To study the precision, test duration, and repeatability of the qCSF in pwMS. In order to evaluate the discrimination ability, we compared the data of pwMS to healthy controls.
We recruited two independent cohorts of MS patients. Within the precision cohort ( = 54), we analyzed the benefit of running 50 instead of 25 qCSF trials. The repeatability cohort ( = 44) was assessed by high contrast vision charts and qCSF assessments twice and we computed repeatability metrics. For the discrimination ability we used the data from all pwMS without any previous optic neuritis and compared the area under the log CSF (AULCSF) to an age-matched healthy control data set.
We identified 25 trials of the qCSF algorithm as a sufficient amount for a precise estimate of the CSF. The median test duration for one eye was 185 s (range 129-373 s). The AULCSF had better test-retest repeatability (Mean Average Precision, MAP) than visual acuity measured by standard high contrast visual acuity charts or CSF acuity measured with the qCSF (0.18 vs. 0.11 and 0.17, respectively). Even better repeatability (MAP = 0.19) was demonstrated by a CSF-derived feature that was inspired by low-contrast acuity charts, i.e., the highest spatial frequency at 25% contrast. When compared to healthy controls, the MS patients showed reduced CSF (average AULCSF 1.21 vs. 1.42, < 0.01).
High precision, usability, repeatability, and discrimination support the qCSF as a tool to assess contrast vision in pwMS.

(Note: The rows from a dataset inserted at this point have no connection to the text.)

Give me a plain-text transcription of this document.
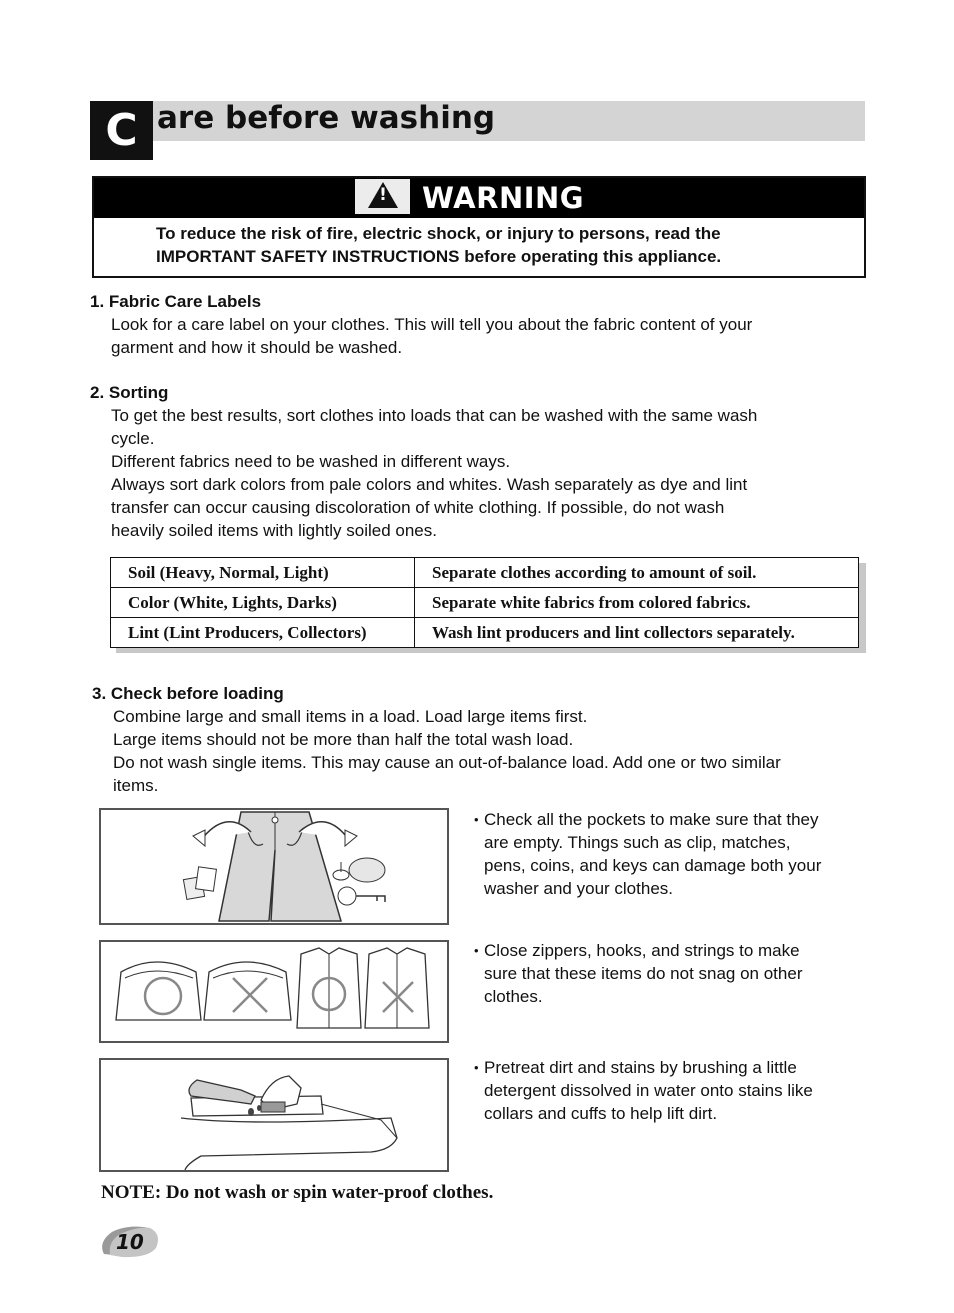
C are before washing
! WARNING
To reduce the risk of fire, electric shock, or injury to persons, read the
IMPORTANT SAFETY INSTRUCTIONS before operating this appliance.
1. Fabric Care Labels
Look for a care label on your clothes. This will tell you about the fabric content of your
garment and how it should be washed.
2. Sorting
To get the best results, sort clothes into loads that can be washed with the same wash
cycle.
Different fabrics need to be washed in different ways.
Always sort dark colors from pale colors and whites. Wash separately as dye and lint
transfer can occur causing discoloration of white clothing. If possible, do not wash
heavily soiled items with lightly soiled ones.
Soil (Heavy, Normal, Light)	Separate clothes according to amount of soil.
Color (White, Lights, Darks)	Separate white fabrics from colored fabrics.
Lint (Lint Producers, Collectors)	Wash lint producers and lint collectors separately.
3. Check before loading
Combine large and small items in a load. Load large items first.
Large items should not be more than half the total wash load.
Do not wash single items. This may cause an out-of-balance load. Add one or two similar
items.
• Check all the pockets to make sure that they
are empty. Things such as clip, matches,
pens, coins, and keys can damage both your
washer and your clothes.
• Close zippers, hooks, and strings to make
sure that these items do not snag on other
clothes.
• Pretreat dirt and stains by brushing a little
detergent dissolved in water onto stains like
collars and cuffs to help lift dirt.
NOTE: Do not wash or spin water-proof clothes.
10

视觉功能受损是多发性硬化症患者(pwMS)的主要症状之一。包括炎症和神经退行性变在内的多种疾病影响会导致视觉系统的结构损伤。然而,残疾量化的金标准——扩展残疾状态量表(EDSS)依赖于视力评估图表。对视觉功能更全面的评估是全对比度敏感度函数(CSF),但大多数工具耗时且在临床常规中不可行。定量CSF(qCSF)测试是一种用于评估全CSF的计算机化测试。我们已经表明,在多发性硬化症(MS)中,与经典的高对比度和低对比度图表相比,qCSF与视觉生活质量(QoL)的相关性更好。
研究pwMS中qCSF的精度、测试时长和可重复性。为了评估辨别能力,我们将pwMS的数据与健康对照进行了比较。
我们招募了两个独立的MS患者队列。在精度队列(n = 54)中,我们分析了进行50次而非25次qCSF试验的益处。重复性队列(n = 44)通过高对比度视力图表和qCSF评估进行了两次评估,我们计算了重复性指标。对于辨别能力,我们使用了所有既往无视神经炎的pwMS的数据,并将对数CSF下面积(AULCSF)与年龄匹配的健康对照数据集进行了比较。
我们确定qCSF算法的25次试验足以精确估计CSF。单眼的中位测试时长为185秒(范围129 - 373秒)。AULCSF的重测可重复性(平均平均精度,MAP)优于标准高对比度视力图表测量的视力或qCSF测量的CSF视力(分别为0.18对0.11和0.17)。受低对比度视力图表启发的CSF衍生特征,即25%对比度下的最高空间频率,显示出更好的可重复性(MAP = 0.19)。与健康对照相比,MS患者的CSF降低(平均AULCSF 1.21对1.42,P < 0.01)。
高精度、易用性、可重复性和辨别能力支持qCSF作为评估pwMS对比度视力的工具。